32. In choosing to maximize the profits by deliberately understaffing (in competency and number) their facilities, Providence knew that their plan posed a substantial and imminent to the health, safety, and well-being of the residents of their facility.
33. The conduct of Providence, as detailed above, resulted in physical harm as well as mental harm. Providence’s conduct caused Fuentes to suffer horrific pain and suffering.
SECOND CAUSE OF ACTION
[By Marc Fuentes as the successor in interest to the decedent Gladys Fuentes for Negligence against all Defendants and Does 1 Through 200, Inclusive]
34. Plaintiff incorporates by reference paragraphs 1 through 33, inclusive.
35. Providence acted negligently and recklessly with respect to Fuentes.

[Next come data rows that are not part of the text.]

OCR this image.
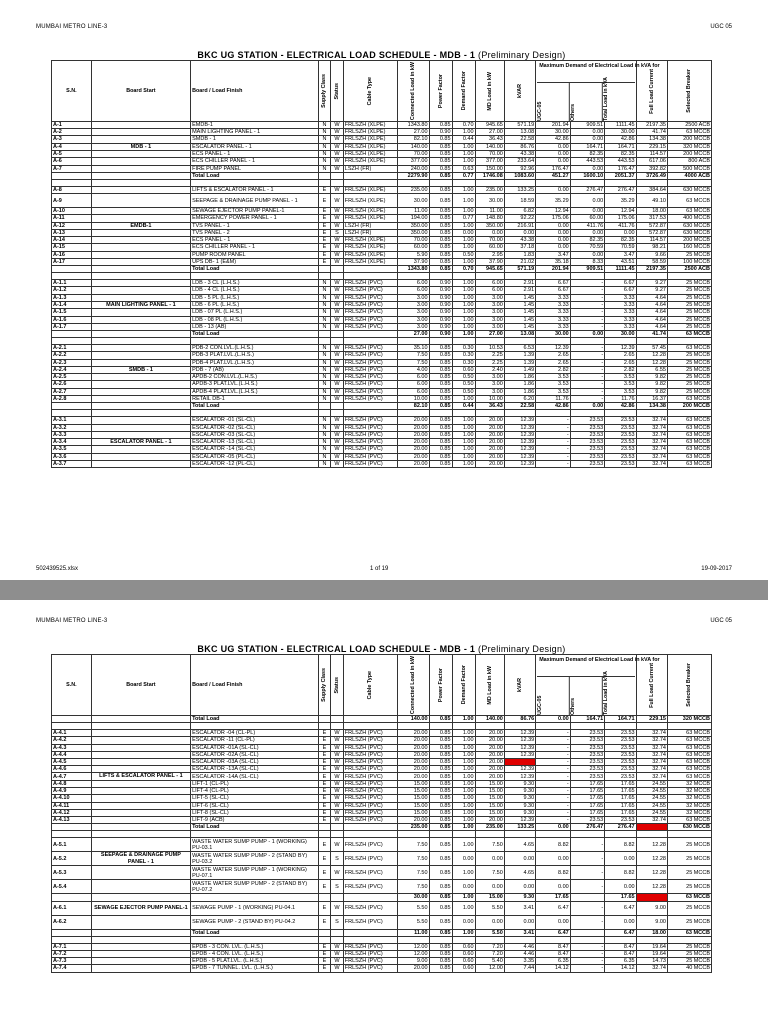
MUMBAI METRO LINE-3	UGC 05
BKC UG STATION - ELECTRICAL LOAD SCHEDULE - MDB - 1 (Preliminary Design)
S.N.	Board Start	Board / Load Finish	Supply Class	Status	Cable Type	Connected Load in kW	Power Factor	Demand Factor	MD Load in kW	kVAR	Maximum Demand of Electrical Load in kVA for
UGC-05 Others Total Load in kVA			Full Load Current	Selected Breaker

A-1		EMDB-1	N	W	FRLSZH (XLPE)	1343.80	0.85	0.70	945.65	571.19	201.94	909.51	1111.45	2197.35	2500 ACB
A-2		MAIN LIGHTING PANEL - 1	N	W	FRLSZH (XLPE)	27.00	0.90	1.00	27.00	13.08	30.00	0.00	30.00	41.74	63 MCCB
A-3		SMDB - 1	N	W	FRLSZH (XLPE)	82.10	0.85	0.44	36.43	22.58	42.86	0.00	42.86	134.38	200 MCCB
A-4	MDB - 1	ESCALATOR PANEL - 1	N	W	FRLSZH (XLPE)	140.00	0.85	1.00	140.00	86.76	0.00	164.71	164.71	229.15	320 MCCB
A-5		ECS PANEL - 1	N	W	FRLSZH (XLPE)	70.00	0.85	1.00	70.00	43.38	0.00	82.35	82.35	114.57	200 MCCB
A-6		ECS CHILLER PANEL - 1	N	W	FRLSZH (XLPE)	377.00	0.85	1.00	377.00	233.64	0.00	443.53	443.53	617.06	800 ACB
A-7		FIRE PUMP PANEL	N	W	LSZH (FR)	240.00	0.85	0.63	150.00	92.96	176.47	0.00	176.47	392.82	500 MCCB
		Total Load				2279.90	0.85	0.77	1746.08	1083.60	451.27	1600.10	2051.37	3726.49	4000 ACB

A-8		LIFTS & ESCALATOR PANEL - 1	E	W	FRLSZH (XLPE)	235.00	0.85	1.00	235.00	133.25	0.00	276.47	276.47	384.64	630 MCCB
A-9		SEEPAGE & DRAINAGE PUMP PANEL - 1	E	W	FRLSZH (XLPE)	30.00	0.85	1.00	30.00	18.59	35.29	0.00	35.29	49.10	63 MCCB
A-10		SEWAGE EJECTOR PUMP PANEL-1	E	W	FRLSZH (XLPE)	11.00	0.85	1.00	11.00	6.82	12.94	0.00	12.94	18.00	63 MCCB
A-11		EMERGENCY POWER PANEL - 1	E	W	FRLSZH (XLPE)	194.00	0.85	0.77	148.80	92.22	175.06	60.00	175.06	317.53	400 MCCB
A-12	EMDB-1	TVS PANEL - 1	E	W	LSZH (FR)	350.00	0.85	1.00	350.00	216.91	0.00	411.76	411.76	572.87	630 MCCB
A-13		TVS PANEL - 2	E	S	LSZH (FR)	350.00	0.85	0.00	0.00	0.00	0.00	0.00	0.00	572.87	630 MCCB
A-14		ECS PANEL - 1	E	W	FRLSZH (XLPE)	70.00	0.85	1.00	70.00	43.38	0.00	82.35	82.35	114.57	200 MCCB
A-15		ECS CHILLER PANEL - 1	E	W	FRLSZH (XLPE)	60.00	0.85	1.00	60.00	37.18	0.00	70.59	70.59	98.21	160 MCCB
A-16		PUMP ROOM PANEL	E	W	FRLSZH (XLPE)	5.90	0.85	0.50	2.95	1.83	3.47	0.00	3.47	9.66	25 MCCB
A-17		UPS DB- 1 (E&M)	E	W	FRLSZH (XLPE)	37.90	0.85	1.00	37.90	21.02	35.18	8.33	43.51	58.59	100 MCCB
		Total Load				1343.80	0.85	0.70	945.65	571.19	201.94	909.51	1111.45	2197.35	2500 ACB

A-1.1		LDB - 3 CL (L.H.S.)	N	W	FRLSZH (PVC)	6.00	0.90	1.00	6.00	2.91	6.67	-	6.67	9.27	25 MCCB
A-1.2		LDB - 4 CL (L.H.S.)	N	W	FRLSZH (PVC)	6.00	0.90	1.00	6.00	2.91	6.67	-	6.67	9.27	25 MCCB
A-1.3		LDB - 5 PL (L.H.S.)	N	W	FRLSZH (PVC)	3.00	0.90	1.00	3.00	1.45	3.33	-	3.33	4.64	25 MCCB
A-1.4	MAIN LIGHTING PANEL - 1	LDB - 6 PL (L.H.S.)	N	W	FRLSZH (PVC)	3.00	0.90	1.00	3.00	1.45	3.33	-	3.33	4.64	25 MCCB
A-1.5		LDB - 07 PL (L.H.S.)	N	W	FRLSZH (PVC)	3.00	0.90	1.00	3.00	1.45	3.33	-	3.33	4.64	25 MCCB
A-1.6		LDB - 08 PL (L.H.S.)	N	W	FRLSZH (PVC)	3.00	0.90	1.00	3.00	1.45	3.33	-	3.33	4.64	25 MCCB
A-1.7		LDB - 13 (AB)	N	W	FRLSZH (PVC)	3.00	0.90	1.00	3.00	1.45	3.33	-	3.33	4.64	25 MCCB
		Total Load				27.00	0.90	1.00	27.00	13.08	30.00	0.00	30.00	41.74	63 MCCB

A-2.1		PDB-2 CON.LVL.(L.H.S.)	N	W	FRLSZH (PVC)	35.10	0.85	0.30	10.53	6.53	12.39	-	12.39	57.45	63 MCCB
A-2.2		PDB-3 PLAT.LVL.(L.H.S.)	N	W	FRLSZH (PVC)	7.50	0.85	0.30	2.25	1.39	2.65	-	2.65	12.28	25 MCCB
A-2.3		PDB-4 PLAT.LVL.(L.H.S.)	N	W	FRLSZH (PVC)	7.50	0.85	0.30	2.25	1.39	2.65	-	2.65	12.28	25 MCCB
A-2.4	SMDB - 1	PDB - 7 (AB)	N	W	FRLSZH (PVC)	4.00	0.85	0.60	2.40	1.49	2.82	-	2.82	6.55	25 MCCB
A-2.5		APDB-2 CON.LVL.(L.H.S.)	N	W	FRLSZH (PVC)	6.00	0.85	0.50	3.00	1.86	3.53	-	3.53	9.82	25 MCCB
A-2.6		APDB-3 PLAT.LVL.(L.H.S.)	N	W	FRLSZH (PVC)	6.00	0.85	0.50	3.00	1.86	3.53	-	3.53	9.82	25 MCCB
A-2.7		APDB-4 PLAT.LVL.(L.H.S.)	N	W	FRLSZH (PVC)	6.00	0.85	0.50	3.00	1.86	3.53	-	3.53	9.82	25 MCCB
A-2.8		RETAIL DB-1	N	W	FRLSZH (PVC)	10.00	0.85	1.00	10.00	6.20	11.76	-	11.76	16.37	63 MCCB
		Total Load				82.10	0.85	0.44	36.43	22.58	42.86	0.00	42.86	134.38	200 MCCB

A-3.1		ESCALATOR -01 (SL-CL)	N	W	FRLSZH (PVC)	20.00	0.85	1.00	20.00	12.39	-	23.53	23.53	32.74	63 MCCB
A-3.2		ESCALATOR -02 (SL-CL)	N	W	FRLSZH (PVC)	20.00	0.85	1.00	20.00	12.39	-	23.53	23.53	32.74	63 MCCB
A-3.3		ESCALATOR -03 (SL-CL)	N	W	FRLSZH (PVC)	20.00	0.85	1.00	20.00	12.39	-	23.53	23.53	32.74	63 MCCB
A-3.4	ESCALATOR PANEL - 1	ESCALATOR -13 (SL-CL)	N	W	FRLSZH (PVC)	20.00	0.85	1.00	20.00	12.39	-	23.53	23.53	32.74	63 MCCB
A-3.5		ESCALATOR -14 (SL-CL)	N	W	FRLSZH (PVC)	20.00	0.85	1.00	20.00	12.39	-	23.53	23.53	32.74	63 MCCB
A-3.6		ESCALATOR -05 (PL-CL)	N	W	FRLSZH (PVC)	20.00	0.85	1.00	20.00	12.39	-	23.53	23.53	32.74	63 MCCB
A-3.7		ESCALATOR -12 (PL-CL)	N	W	FRLSZH (PVC)	20.00	0.85	1.00	20.00	12.39	-	23.53	23.53	32.74	63 MCCB
502439525.xlsx	1 of 19	19-09-2017
MUMBAI METRO LINE-3	UGC 05
BKC UG STATION - ELECTRICAL LOAD SCHEDULE - MDB - 1 (Preliminary Design)
S.N.	Board Start	Board / Load Finish	Supply Class	Status	Cable Type	Connected Load in kW	Power Factor	Demand Factor	MD Load in kW	kVAR	Maximum Demand of Electrical Load in kVA for
UGC-05 Others Total Load in kVA			Full Load Current	Selected Breaker

		Total Load				140.00	0.85	1.00	140.00	86.76	0.00	164.71	164.71	229.15	320 MCCB

A-4.1		ESCALATOR -04 (CL-PL)	E	W	FRLSZH (PVC)	20.00	0.85	1.00	20.00	12.39	-	23.53	23.53	32.74	63 MCCB
A-4.2		ESCALATOR -11 (CL-PL)	E	W	FRLSZH (PVC)	20.00	0.85	1.00	20.00	12.39	-	23.53	23.53	32.74	63 MCCB
A-4.3		ESCALATOR -01A (SL-CL)	E	W	FRLSZH (PVC)	20.00	0.85	1.00	20.00	12.39	-	23.53	23.53	32.74	63 MCCB
A-4.4		ESCALATOR -02A (SL-CL)	E	W	FRLSZH (PVC)	20.00	0.85	1.00	20.00	12.39	-	23.53	23.53	32.74	63 MCCB
A-4.5		ESCALATOR -03A (SL-CL)	E	W	FRLSZH (PVC)	20.00	0.85	1.00	20.00		-	23.53	23.53	32.74	63 MCCB
A-4.6		ESCALATOR -13A (SL-CL)	E	W	FRLSZH (PVC)	20.00	0.85	1.00	20.00	12.39	-	23.53	23.53	32.74	63 MCCB
A-4.7	LIFTS & ESCALATOR PANEL - 1	ESCALATOR -14A (SL-CL)	E	W	FRLSZH (PVC)	20.00	0.85	1.00	20.00	12.39	-	23.53	23.53	32.74	63 MCCB
A-4.8		LIFT-1 (CL-PL)	E	W	FRLSZH (PVC)	15.00	0.85	1.00	15.00	9.30	-	17.65	17.65	24.55	32 MCCB
A-4.9		LIFT-4 (CL-PL)	E	W	FRLSZH (PVC)	15.00	0.85	1.00	15.00	9.30	-	17.65	17.65	24.55	32 MCCB
A-4.10		LIFT-5 (SL-CL)	E	W	FRLSZH (PVC)	15.00	0.85	1.00	15.00	9.30	-	17.65	17.65	24.55	32 MCCB
A-4.11		LIFT-6 (SL-CL)	E	W	FRLSZH (PVC)	15.00	0.85	1.00	15.00	9.30	-	17.65	17.65	24.55	32 MCCB
A-4.12		LIFT-8 (SL-CL)	E	W	FRLSZH (PVC)	15.00	0.85	1.00	15.00	9.30	-	17.65	17.65	24.55	32 MCCB
A-4.13		LIFT-9 (ACB)	E	W	FRLSZH (PVC)	20.00	0.85	1.00	20.00	12.39	-	23.53	23.53	32.74	63 MCCB
		Total Load				235.00	0.85	1.00	235.00	133.25	0.00	276.47	276.47		630 MCCB

A-5.1		WASTE WATER SUMP PUMP - 1 (WORKING) PU-03.1	E	W	FRLSZH (PVC)	7.50	0.85	1.00	7.50	4.65	8.82	-	8.82	12.28	25 MCCB
A-5.2	SEEPAGE & DRAINAGE PUMP PANEL - 1	WASTE WATER SUMP PUMP - 2 (STAND BY) PU-03.2	E	S	FRLSZH (PVC)	7.50	0.85	0.00	0.00	0.00	0.00	-	0.00	12.28	25 MCCB
A-5.3		WASTE WATER SUMP PUMP - 1 (WORKING) PU-07.1	E	W	FRLSZH (PVC)	7.50	0.85	1.00	7.50	4.65	8.82	-	8.82	12.28	25 MCCB
A-5.4		WASTE WATER SUMP PUMP - 2 (STAND BY) PU-07.2	E	S	FRLSZH (PVC)	7.50	0.85	0.00	0.00	0.00	0.00	-	0.00	12.28	25 MCCB
						30.00	0.85	1.00	15.00	9.30	17.65		17.65		63 MCCB
A-6.1	SEWAGE EJECTOR PUMP PANEL-1	SEWAGE PUMP - 1 (WORKING) PU-04.1	E	W	FRLSZH (PVC)	5.50	0.85	1.00	5.50	3.41	6.47	-	6.47	9.00	25 MCCB
A-6.2		SEWAGE PUMP - 2 (STAND BY) PU-04.2	E	S	FRLSZH (PVC)	5.50	0.85	0.00	0.00	0.00	0.00	-	0.00	9.00	25 MCCB
		Total Load				11.00	0.85	1.00	5.50	3.41	6.47		6.47	18.00	63 MCCB

A-7.1		EPDB - 3 CON. LVL. (L.H.S.)	E	W	FRLSZH (PVC)	12.00	0.85	0.60	7.20	4.46	8.47	-	8.47	19.64	25 MCCB
A-7.2		EPDB - 4 CON. LVL. (L.H.S.)	E	W	FRLSZH (PVC)	12.00	0.85	0.60	7.20	4.46	8.47	-	8.47	19.64	25 MCCB
A-7.3		EPDB - 5 PLAT.LVL. (L.H.S.)	E	W	FRLSZH (PVC)	9.00	0.85	0.60	5.40	3.35	6.35	-	6.35	14.73	25 MCCB
A-7.4		EPDB - 7 TUNNEL. LVL. (L.H.S.)	E	W	FRLSZH (PVC)	20.00	0.85	0.60	12.00	7.44	14.12	-	14.12	32.74	40 MCCB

In particular and without limiting the generality of the foregoing, Providence failed to:
(a) follow and implement physician’s orders;
(b) monitor Fuentes’s condition and report meaningful changes;
(c) monitor and maintain personal hygiene of Fuentes;
(d) maintain accurate records of Fuentes’s conditions;
(e) take any and all necessary steps to control and /or eradicate Fuentes’s pressure ulcers and infections;
(f) treat Fuentes with respect and without abuse.
36. That the Defendants breached those duties, as alleged in this first amended complaint.
37. That the Providence’s breaches of its duties to Fuentes were the direct, actual, legal and proximate cause of Fuentes’s injuries as alleged.
38. That but for Providence’s conduct and breaches of duty, Fuentes would not have suffered the injuries as described.
39. That the injuries suffered by Fuentes were foreseeable as Providence knew or should have known that their conduct, including their unlawful scheme to increase profits at the expense of patient care caused Fuentes to suffer from health and safety hazards, would inevitably lead to injuries to their patients, including Fuentes.
40. That Fuentes, in fact, suffered injuries and damages as a result of Providence’s breaches, including but not limited to, unjustifiable and substantial physical pain and mental suffering in the form of pressure ulcers and infections and other injuries in an amount and manner according to proof at time of trial
THIRD CAUSE OF ACTION
[By Marc Fuentes, Individually, and for Wrongful Death., against all Defendants and Does 1 Through 200, Inclusive.]
41. Plaintiff incorporates by reference Paragraphs 1 through 40 as through fully set forth word for word.
42. As a proximate result of the failure of the defendant Providence St. Joseph to re-position the decedent every two hours and to provide appropriate skin inspections twice per shift, decedent Gladys Fuentes incurred an infected stage four pressure sore which effect of the decedent’s infected stage four pressure sore, the infections related thereto, the negligence and /or reckless, malicious, and oppressive neglect perpetrated by the Defendants as herein above referenced, caused Gladys Fuentes’ death on September 27, 2012.